Bank of windows looking out on the river (and trail)


Once everything was unpacked, I made several trips in and out of the cabin to check out my surroundings between rain squalls. I collected some wet wood and sat it next to the cabin to (hopefully) dry in the future. I noticed that while there were several blades, and several handles for bow saws, no combination of them actually fit together -- the cabin had no functional saw.

I sat on the bench next to the cabin's fire pit and read some entries in the log book, which was nearly full. As I sat, two bald eagles flew right in front of me, following the river -- it looked like they were chasing each other, or perhaps an adult was teaching a juvenile how to hunt. I walked down to the mouth of the river and enjoyed views up and down the lakeshore. On that trip, I noticed with amusement that at the former site of the bridge (which had frequently been washed out by spring floods), a large log had wedged itself between bedrock outcrops and formed a new and very convenient natural bridge.

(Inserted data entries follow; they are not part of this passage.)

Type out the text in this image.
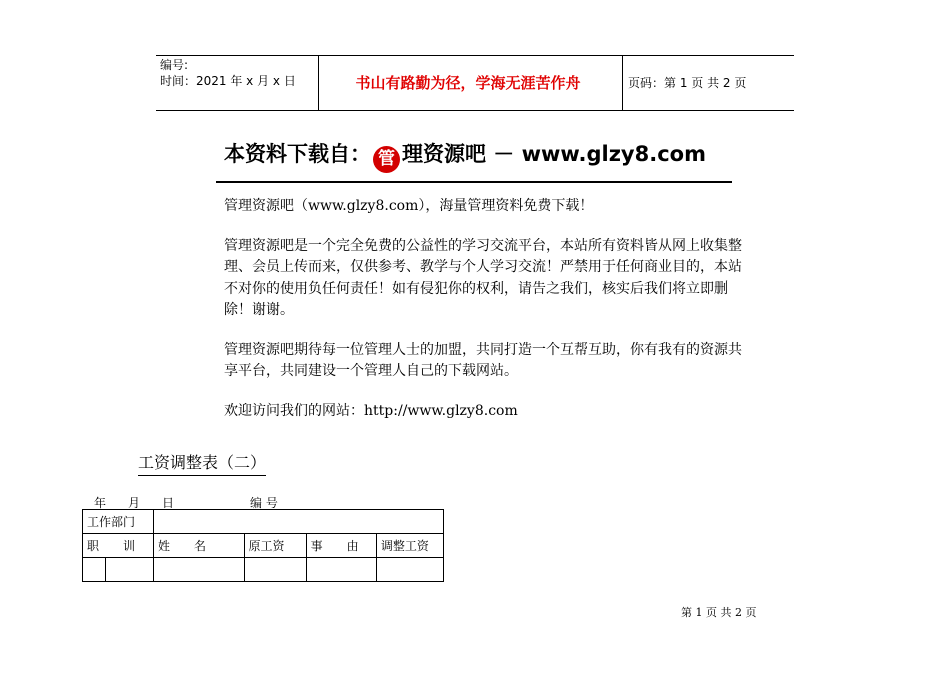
编号:
时间：2021 年 x 月 x 日	书山有路勤为径，学海无涯苦作舟	页码：第 1 页 共 2 页
本资料下载自： 管 理资源吧 － www.glzy8.com

管理资源吧（www.glzy8.com），海量管理资料免费下载！

管理资源吧是一个完全免费的公益性的学习交流平台，本站所有资料皆从网上收集整理、会员上传而来，仅供参考、教学与个人学习交流！严禁用于任何商业目的，本站不对你的使用负任何责任！如有侵犯你的权利，请告之我们，核实后我们将立即删除！谢谢。

管理资源吧期待每一位管理人士的加盟，共同打造一个互帮互助，你有我有的资源共享平台，共同建设一个管理人自己的下载网站。

欢迎访问我们的网站：http://www.glzy8.com

工资调整表（二）
年 月 日	编 号
工作部门					
职　　训		姓　　名	原工资	事　　由	调整工资

第 1 页 共 2 页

On one of these short walks, I realized that my left knee was hurting -- in fact, it hurt a lot. Any downhill step sent a shot of pain through my knee. Today's long, slow downhill hike must have had something to do with it. There was nothing to do but take it easy on the knee and hope it improved on its own.

From that point on, I more or less stayed in the cabin. The suddenly changing weather turned into a steady rain, giving me another reason to stay inside. As I laid about, reading the log book, the rain turned up even harder. Soon I started to hear some rumbles of thunder in the distance. 

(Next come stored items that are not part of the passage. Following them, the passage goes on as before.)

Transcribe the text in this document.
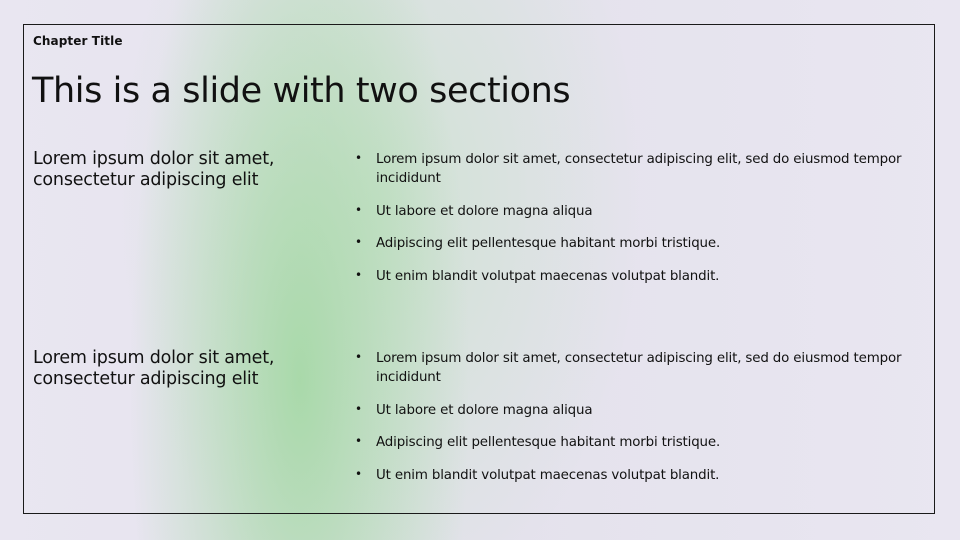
Chapter Title
This is a slide with two sections
Lorem ipsum dolor sit amet, consectetur adipiscing elit
• Lorem ipsum dolor sit amet, consectetur adipiscing elit, sed do eiusmod tempor incididunt
• Ut labore et dolore magna aliqua
• Adipiscing elit pellentesque habitant morbi tristique.
• Ut enim blandit volutpat maecenas volutpat blandit.
Lorem ipsum dolor sit amet, consectetur adipiscing elit
• Lorem ipsum dolor sit amet, consectetur adipiscing elit, sed do eiusmod tempor incididunt
• Ut labore et dolore magna aliqua
• Adipiscing elit pellentesque habitant morbi tristique.
• Ut enim blandit volutpat maecenas volutpat blandit.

Dinner was Chili Mac, a slightly spicy and very red meal that gave me plenty of calories and mild heartburn. As I ate, dusk came early as the clouds built. Then the distant thunderstorms finally crashed in, bringing a torrential downpour along with them.

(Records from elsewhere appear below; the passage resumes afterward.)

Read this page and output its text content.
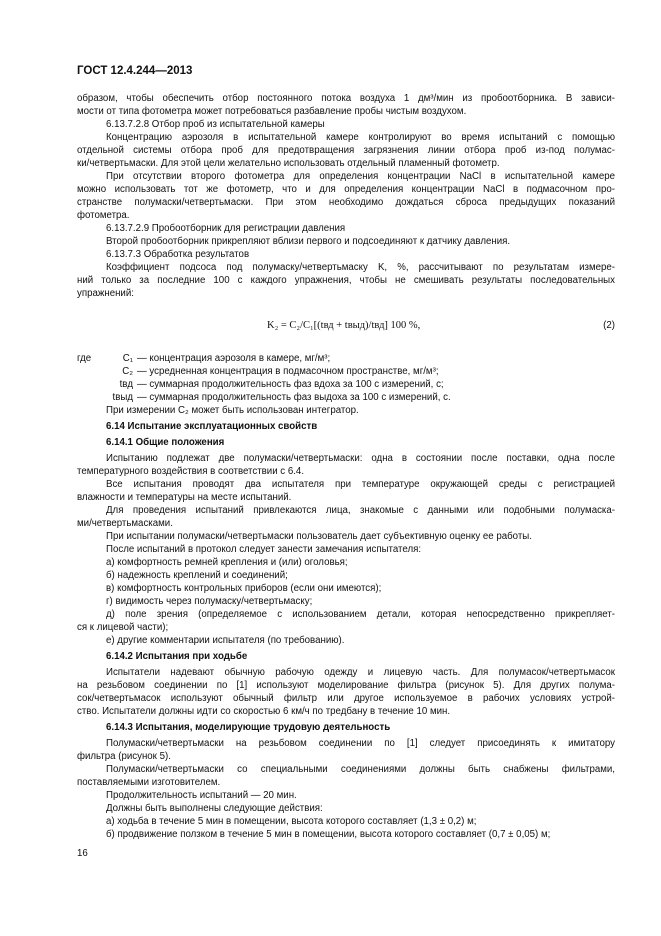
ГОСТ 12.4.244—2013

образом, чтобы обеспечить отбор постоянного потока воздуха 1 дм³/мин из пробоотборника. В зависи-

мости от типа фотометра может потребоваться разбавление пробы чистым воздухом.

6.13.7.2.8 Отбор проб из испытательной камеры

Концентрацию аэрозоля в испытательной камере контролируют во время испытаний с помощью

отдельной системы отбора проб для предотвращения загрязнения линии отбора проб из-под полумас-

ки/четвертьмаски. Для этой цели желательно использовать отдельный пламенный фотометр.

При отсутствии второго фотометра для определения концентрации NaCl в испытательной камере

можно использовать тот же фотометр, что и для определения концентрации NaCl в подмасочном про-

странстве полумаски/четвертьмаски. При этом необходимо дождаться сброса предыдущих показаний

фотометра.

6.13.7.2.9 Пробоотборник для регистрации давления

Второй пробоотборник прикрепляют вблизи первого и подсоединяют к датчику давления.

6.13.7.3 Обработка результатов

Коэффициент подсоса под полумаску/четвертьмаску K, %, рассчитывают по результатам измере-

ний только за последние 100 с каждого упражнения, чтобы не смешивать результаты последовательных

упражнений:

K₂ = C₂/C₁[(tвд + tвыд)/tвд] 100 %,	(2)
где	C₁ — концентрация аэрозоля в камере, мг/м³;
C₂ — усредненная концентрация в подмасочном пространстве, мг/м³;
tвд — суммарная продолжительность фаз вдоха за 100 с измерений, с;
tвыд — суммарная продолжительность фаз выдоха за 100 с измерений, с.

При измерении C₂ может быть использован интегратор.

6.14 Испытание эксплуатационных свойств

6.14.1 Общие положения

Испытанию подлежат две полумаски/четвертьмаски: одна в состоянии после поставки, одна после

температурного воздействия в соответствии с 6.4.

Все испытания проводят два испытателя при температуре окружающей среды с регистрацией

влажности и температуры на месте испытаний.

Для проведения испытаний привлекаются лица, знакомые с данными или подобными полумаска-

ми/четвертьмасками.

При испытании полумаски/четвертьмаски пользователь дает субъективную оценку ее работы.

После испытаний в протокол следует занести замечания испытателя:

а) комфортность ремней крепления и (или) оголовья;

б) надежность креплений и соединений;

в) комфортность контрольных приборов (если они имеются);

г) видимость через полумаску/четвертьмаску;

д) поле зрения (определяемое с использованием детали, которая непосредственно прикрепляет-

ся к лицевой части);

е) другие комментарии испытателя (по требованию).

6.14.2 Испытания при ходьбе

Испытатели надевают обычную рабочую одежду и лицевую часть. Для полумасок/четвертьмасок

на резьбовом соединении по [1] используют моделирование фильтра (рисунок 5). Для других полума-

сок/четвертьмасок используют обычный фильтр или другое используемое в рабочих условиях устрой-

ство. Испытатели должны идти со скоростью 6 км/ч по тредбану в течение 10 мин.

6.14.3 Испытания, моделирующие трудовую деятельность

Полумаски/четвертьмаски на резьбовом соединении по [1] следует присоединять к имитатору

фильтра (рисунок 5).

Полумаски/четвертьмаски со специальными соединениями должны быть снабжены фильтрами,

поставляемыми изготовителем.

Продолжительность испытаний — 20 мин.

Должны быть выполнены следующие действия:

а) ходьба в течение 5 мин в помещении, высота которого составляет (1,3 ± 0,2) м;

б) продвижение ползком в течение 5 мин в помещении, высота которого составляет (0,7 ± 0,05) м;

16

Storm clouds coming and going

With nothing better to do, I turned in to bed at 9 pm, made a bundle of smelly clothes to substitute for my flat pillow, and read on my Kindle for quite a while. The thunderstorm and downpour continued unabated, with some thunder crashes shaking the whole cabin. I spared a thought for the poor campers caught in their tents in this miserable weather.

I finished reading a book and tried to turn over to go to sleep, but the storms kept me awake. Well, the storms, plus some anxiety about what might happen next. The Porkies and other parts of the western UP have a bit of a history of strong thunderstorms causing extreme floods. In 2018, the Father's Day floods destroyed roads and caused massive damage in the Keweenaw. More than once in the past, rivers in the Porkies have risen by 30 feet after strong storms, stranding campers. A few years earlier, one such storm had caused Speakers Creek to rise so quickly that it started to eat away its bank, undermining Speakers Cabin. The log book in that cabin told the story of a mother and son who spent the night in the cabin's outhouse for fear of the cabin washing away. It didn't, but the cabin had to be moved several feet back from the stream onto a stronger foundation.

With sleep not coming, I started a new book and continued to read late into the night. It wasn't until well after midnight that the thunder quieted down, and the storms settled into merely normal heavy rain. At one point, I made a quick trip out to the "bathroom" in the heavy downpour. On the way back, I quickly shined my headlamp at the river to see if it had risen. It was still within its banks.

With that reassurance, plus the help of a sleeping pill that I'd packed in my first aid kit, I finally dozed off some time after 1 am.

Next time: Taking it easy (no, of course not)

Miles hiked: 7.9 miles

Total miles:  17.4 miles

Today's hike is in orange -- but the distances on this map are pure bunk!